When you spend your days crafting custom cars for other people, there's often little time or energy left to expend on a special ride for yourself or your family. We've all known talented car builders who drive beat-up old shop trucks and let their wives commute in generic late-model sedans, much like the cobbler's children in that famous old adage.
Liz Gerberding can relate. For years she watched her husband, Gary, turn out candy-coated creations from his custom emporium, The Body Shop. Yet poor Liz was typically stuck behind the wheel of something much more pedestrian. Sure, she had the pleasure of passenger seat cruising in Gary's mild custom '55 Chevy, but it wasn't the same as rolling in a tailored ride of her own.
Compounding Liz's frustration was the fact that she already had her dream car-a '53 Studebaker Champion Starlight. She'd been hooked on the slender lines of the stylish coupes from South Bend ever since her older brother, Neil, indoctrinated her into high-speed driving while piloting a '53 Stude across the Kansas prairie. Liz spotted her coupe shortly after moving to Geneva, Nebraska, and kept track of it for nearly 20 years before finally taking possession. It took several more years of on-again, off-again work-plus a move to nearby Grand Island-before the shop slowed down enough to make Liz's Stude a top priority.
Customizing a '53 Studebaker is not a feat to take lightly, as the clean Robert Bourke design (often credited to studio chief Raymond Lowey) is a milestone of American automotive styling. Gary and his accomplices-which included the couple's son, Dean, and grandson, Anthony-had the good sense to enhance the car's original design rather than work against it. A good example is the subtle top chop, which took just 1 1/2 inches from the front of the roof, and none from the rear. The result is a profile that matches the sweep of the car's main bodyline, making an already sleek design that much more svelte.

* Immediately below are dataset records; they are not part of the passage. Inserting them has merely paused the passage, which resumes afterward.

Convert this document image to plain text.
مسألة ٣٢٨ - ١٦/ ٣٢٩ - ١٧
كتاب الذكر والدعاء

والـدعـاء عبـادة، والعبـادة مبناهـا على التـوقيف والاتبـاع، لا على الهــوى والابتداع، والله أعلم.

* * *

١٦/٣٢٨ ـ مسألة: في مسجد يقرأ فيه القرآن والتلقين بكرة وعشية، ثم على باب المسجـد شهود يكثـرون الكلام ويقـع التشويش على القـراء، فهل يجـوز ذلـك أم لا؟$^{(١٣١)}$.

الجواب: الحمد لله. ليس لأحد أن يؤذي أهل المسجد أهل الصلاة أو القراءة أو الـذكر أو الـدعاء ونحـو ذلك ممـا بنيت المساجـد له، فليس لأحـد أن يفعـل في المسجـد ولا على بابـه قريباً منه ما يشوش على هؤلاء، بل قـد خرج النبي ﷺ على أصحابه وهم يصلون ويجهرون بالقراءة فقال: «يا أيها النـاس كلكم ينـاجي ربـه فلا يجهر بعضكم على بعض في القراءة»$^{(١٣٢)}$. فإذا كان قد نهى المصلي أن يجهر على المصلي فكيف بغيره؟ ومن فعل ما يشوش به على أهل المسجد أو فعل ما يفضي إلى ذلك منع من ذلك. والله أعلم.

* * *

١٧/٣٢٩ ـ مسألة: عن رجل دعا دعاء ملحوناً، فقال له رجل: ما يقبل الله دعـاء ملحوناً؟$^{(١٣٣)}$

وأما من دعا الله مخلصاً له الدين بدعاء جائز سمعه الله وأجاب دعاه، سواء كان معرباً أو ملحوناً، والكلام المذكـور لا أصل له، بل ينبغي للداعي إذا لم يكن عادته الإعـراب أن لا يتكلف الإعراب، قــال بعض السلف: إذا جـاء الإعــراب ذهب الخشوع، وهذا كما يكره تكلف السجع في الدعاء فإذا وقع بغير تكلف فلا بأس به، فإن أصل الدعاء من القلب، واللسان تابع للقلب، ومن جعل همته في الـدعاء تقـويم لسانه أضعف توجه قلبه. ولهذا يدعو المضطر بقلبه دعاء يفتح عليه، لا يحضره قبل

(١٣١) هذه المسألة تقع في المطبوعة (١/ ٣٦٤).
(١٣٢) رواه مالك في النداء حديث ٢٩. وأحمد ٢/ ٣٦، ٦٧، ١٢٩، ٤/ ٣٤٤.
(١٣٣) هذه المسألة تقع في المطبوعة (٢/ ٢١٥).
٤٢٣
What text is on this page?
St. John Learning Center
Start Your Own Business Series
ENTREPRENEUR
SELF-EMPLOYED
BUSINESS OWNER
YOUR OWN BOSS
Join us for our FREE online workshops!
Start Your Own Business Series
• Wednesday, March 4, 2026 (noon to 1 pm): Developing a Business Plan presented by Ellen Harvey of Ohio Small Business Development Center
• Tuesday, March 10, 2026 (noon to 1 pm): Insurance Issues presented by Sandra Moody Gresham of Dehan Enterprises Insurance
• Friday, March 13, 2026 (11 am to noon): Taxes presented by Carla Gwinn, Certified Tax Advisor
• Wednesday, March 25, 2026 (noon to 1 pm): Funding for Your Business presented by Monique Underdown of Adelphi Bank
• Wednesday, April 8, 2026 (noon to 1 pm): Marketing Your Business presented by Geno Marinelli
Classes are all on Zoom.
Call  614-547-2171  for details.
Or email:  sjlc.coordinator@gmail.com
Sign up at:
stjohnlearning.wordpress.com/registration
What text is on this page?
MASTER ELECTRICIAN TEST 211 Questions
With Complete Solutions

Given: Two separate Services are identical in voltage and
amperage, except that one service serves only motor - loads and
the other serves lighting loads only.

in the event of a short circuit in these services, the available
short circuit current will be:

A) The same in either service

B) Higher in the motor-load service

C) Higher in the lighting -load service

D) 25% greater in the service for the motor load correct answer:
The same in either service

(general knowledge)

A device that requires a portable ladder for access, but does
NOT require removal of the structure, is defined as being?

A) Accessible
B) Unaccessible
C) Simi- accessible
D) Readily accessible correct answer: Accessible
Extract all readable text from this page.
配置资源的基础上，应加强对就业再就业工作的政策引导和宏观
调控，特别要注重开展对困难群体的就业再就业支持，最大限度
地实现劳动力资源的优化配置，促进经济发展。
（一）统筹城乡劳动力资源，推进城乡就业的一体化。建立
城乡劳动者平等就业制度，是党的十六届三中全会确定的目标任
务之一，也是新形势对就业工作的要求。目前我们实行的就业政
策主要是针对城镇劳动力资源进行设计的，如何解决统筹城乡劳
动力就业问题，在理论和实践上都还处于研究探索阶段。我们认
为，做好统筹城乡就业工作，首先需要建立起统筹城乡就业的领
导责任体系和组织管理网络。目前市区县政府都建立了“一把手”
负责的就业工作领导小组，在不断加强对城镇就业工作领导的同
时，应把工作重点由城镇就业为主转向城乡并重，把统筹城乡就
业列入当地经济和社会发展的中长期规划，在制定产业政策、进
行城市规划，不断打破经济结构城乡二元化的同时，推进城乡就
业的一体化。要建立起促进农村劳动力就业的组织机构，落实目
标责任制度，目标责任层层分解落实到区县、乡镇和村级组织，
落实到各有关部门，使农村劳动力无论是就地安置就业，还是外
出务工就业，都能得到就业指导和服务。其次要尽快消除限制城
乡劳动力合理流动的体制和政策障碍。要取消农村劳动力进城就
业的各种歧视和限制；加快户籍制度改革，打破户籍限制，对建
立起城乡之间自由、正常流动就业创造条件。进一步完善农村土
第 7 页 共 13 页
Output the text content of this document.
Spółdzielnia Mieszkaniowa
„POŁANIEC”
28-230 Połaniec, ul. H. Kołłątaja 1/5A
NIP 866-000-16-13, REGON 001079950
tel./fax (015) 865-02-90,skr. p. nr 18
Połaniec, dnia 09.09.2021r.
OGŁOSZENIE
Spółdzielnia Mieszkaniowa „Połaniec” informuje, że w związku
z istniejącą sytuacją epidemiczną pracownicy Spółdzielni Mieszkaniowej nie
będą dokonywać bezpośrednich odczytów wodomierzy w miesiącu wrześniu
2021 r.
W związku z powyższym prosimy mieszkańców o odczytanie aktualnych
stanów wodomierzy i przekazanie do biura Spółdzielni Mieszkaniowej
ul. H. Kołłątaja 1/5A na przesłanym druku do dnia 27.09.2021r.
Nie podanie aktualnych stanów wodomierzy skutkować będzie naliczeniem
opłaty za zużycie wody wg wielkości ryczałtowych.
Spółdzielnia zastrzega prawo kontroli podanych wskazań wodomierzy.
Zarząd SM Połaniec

Other alterations followed a similar strategy. The grille openings were smoothed and simplified by extending the hood and fenders and eliminating the trim. They were then filled with black mesh and simple grille bars crafted from polished '55 Studebaker quarter-panel moldings. Frenched '55 Olds headlight rings replaced the bulky chrome originals, while the front bumper was better integrated by being narrowed, shaved, recontoured, and recessed.
Gary filled the air vents in the front fenders and created decorative scoops where the body character lines dogleg on the doors. He also cleaned up the rear quarters by fabricating peaks to replace the stainless trim and molding in a pair of Lee-style '56 Chevy taillight lenses above a smoothed '55 Studebaker rear bumper. After completing these refinements, Dean laid down a fine VW Cyber Green Pearl finish.
The tastefully lowered stance further accentuates the Studebaker's slim shape. It was achieved using a Fatman IFS, 8-inch Ford rear, and 15x6 chrome reversed wheels with Coker whitewall radials. A pre-owned small-block Chevy mill and rebuilt 200-4R overdrive provided a simple and affordable drivetrain with more than enough energy to let Liz relive the high-speed driving excitement of her youth.
Liz and Gary scored a great deal on some Milkweed-colored UltraLeather, which set the tone for the clean custom cabin. Upholsterer Jim Stanley stitched the material in traditional rolls and pleats over a pair of Corvair front bucket seats and a handbuilt rear seat and side panels. Meanwhile, Dean crafted a custom center console and Gary installed a modified '51 Ford dash to house the Stewart Warner gauges, JVC stereo, and Hot Rod Air vents and controls.
Unfortunately, Liz's brother Neil passed away before the Studebaker was finished. To pay tribute to him, Liz had pinstriper M.K. John inscribe Neil's nickname, Flip, on the car's dash. "He is always riding with me," Liz says.
After more years than anyone cares to count, the customizer's wife finally has a sublime set of wheels, and the timing couldn't be better, as Gary sold his Chevy several years back. Now enjoying semi-retirement, Gary can cruise comfortably with Liz in her Champion Studebaker, all the while contemplating the next custom creation to craft for himself.